Wednesday, January 25, 2023

She Probably Believes This. But She's Wrong.

I truly don't understand how people can think this way:

It’s understandable that most parents would want to know if their child was undergoing such a significant transition. The question, though, isn’t what it’s reasonable for parents to want, but what it’s reasonable to enforce through laws and regulations. And it is wholly unreasonable to demand that a teenager’s experimentation with identity and belief, so long as that experimentation is not physically dangerous, be disclosed to parents. 

So teachers are to be trusted with this kind of information, but not parents? Why should teachers have this kind of power? Who has a more vested interest in doing what’s in the best interest of a child, a teacher or a parent? 

A post at Joanne's site was in a similar vein, including this point:

School officials had put her child "on a path the school wasn’t qualified to oversee," rather than let the family decide what was best, Bradshaw said.

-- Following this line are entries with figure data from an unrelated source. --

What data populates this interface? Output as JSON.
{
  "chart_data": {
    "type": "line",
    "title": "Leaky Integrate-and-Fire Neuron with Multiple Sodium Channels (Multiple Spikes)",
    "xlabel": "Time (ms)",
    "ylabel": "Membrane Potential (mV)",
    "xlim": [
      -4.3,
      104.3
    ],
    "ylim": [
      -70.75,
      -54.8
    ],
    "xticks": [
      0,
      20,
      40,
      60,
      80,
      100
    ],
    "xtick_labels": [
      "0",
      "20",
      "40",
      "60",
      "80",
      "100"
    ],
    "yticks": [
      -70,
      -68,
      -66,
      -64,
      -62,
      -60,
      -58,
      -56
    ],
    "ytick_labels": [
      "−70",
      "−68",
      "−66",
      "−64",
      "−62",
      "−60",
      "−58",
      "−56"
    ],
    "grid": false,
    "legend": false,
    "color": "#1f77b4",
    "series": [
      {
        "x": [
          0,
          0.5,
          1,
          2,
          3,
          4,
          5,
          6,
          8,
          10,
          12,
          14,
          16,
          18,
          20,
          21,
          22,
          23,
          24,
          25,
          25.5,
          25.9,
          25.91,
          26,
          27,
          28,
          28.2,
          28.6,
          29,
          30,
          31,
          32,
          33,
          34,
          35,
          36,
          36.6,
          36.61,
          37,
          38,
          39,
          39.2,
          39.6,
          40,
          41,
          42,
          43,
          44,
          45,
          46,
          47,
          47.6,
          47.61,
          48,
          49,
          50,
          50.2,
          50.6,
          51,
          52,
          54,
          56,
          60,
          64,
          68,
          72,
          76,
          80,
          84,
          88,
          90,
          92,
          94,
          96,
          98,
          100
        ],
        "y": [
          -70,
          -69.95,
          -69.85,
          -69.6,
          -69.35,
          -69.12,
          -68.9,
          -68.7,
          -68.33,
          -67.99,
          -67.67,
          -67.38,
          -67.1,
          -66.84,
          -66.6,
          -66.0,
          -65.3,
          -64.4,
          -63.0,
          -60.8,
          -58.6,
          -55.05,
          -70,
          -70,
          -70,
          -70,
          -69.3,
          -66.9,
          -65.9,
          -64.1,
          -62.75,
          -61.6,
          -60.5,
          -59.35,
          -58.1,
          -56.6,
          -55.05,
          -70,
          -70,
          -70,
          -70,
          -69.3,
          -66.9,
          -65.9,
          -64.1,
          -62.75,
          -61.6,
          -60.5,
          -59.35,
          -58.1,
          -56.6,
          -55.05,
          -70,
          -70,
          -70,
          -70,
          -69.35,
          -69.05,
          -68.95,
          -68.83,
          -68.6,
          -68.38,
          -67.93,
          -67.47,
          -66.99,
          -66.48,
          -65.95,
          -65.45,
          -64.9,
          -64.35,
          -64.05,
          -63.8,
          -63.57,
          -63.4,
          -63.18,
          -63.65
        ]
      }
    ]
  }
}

Jill, the author at the first link above, is a leftist nutjob. Her own words demonstrate that.

2 comments:

Randomizer said...

How can administrators consider themselves the good guys if they routinely lie to parents? It is disconcerting that in America, there are people who aren't reluctant to say that the state has a great concern and interest for a child, then the child's parents.

Peggy U said...

I have a friend who quit teaching over that very issue. She couldn't, in good conscience, withhold that information from the parent of a child who was transitioning on the sly at school.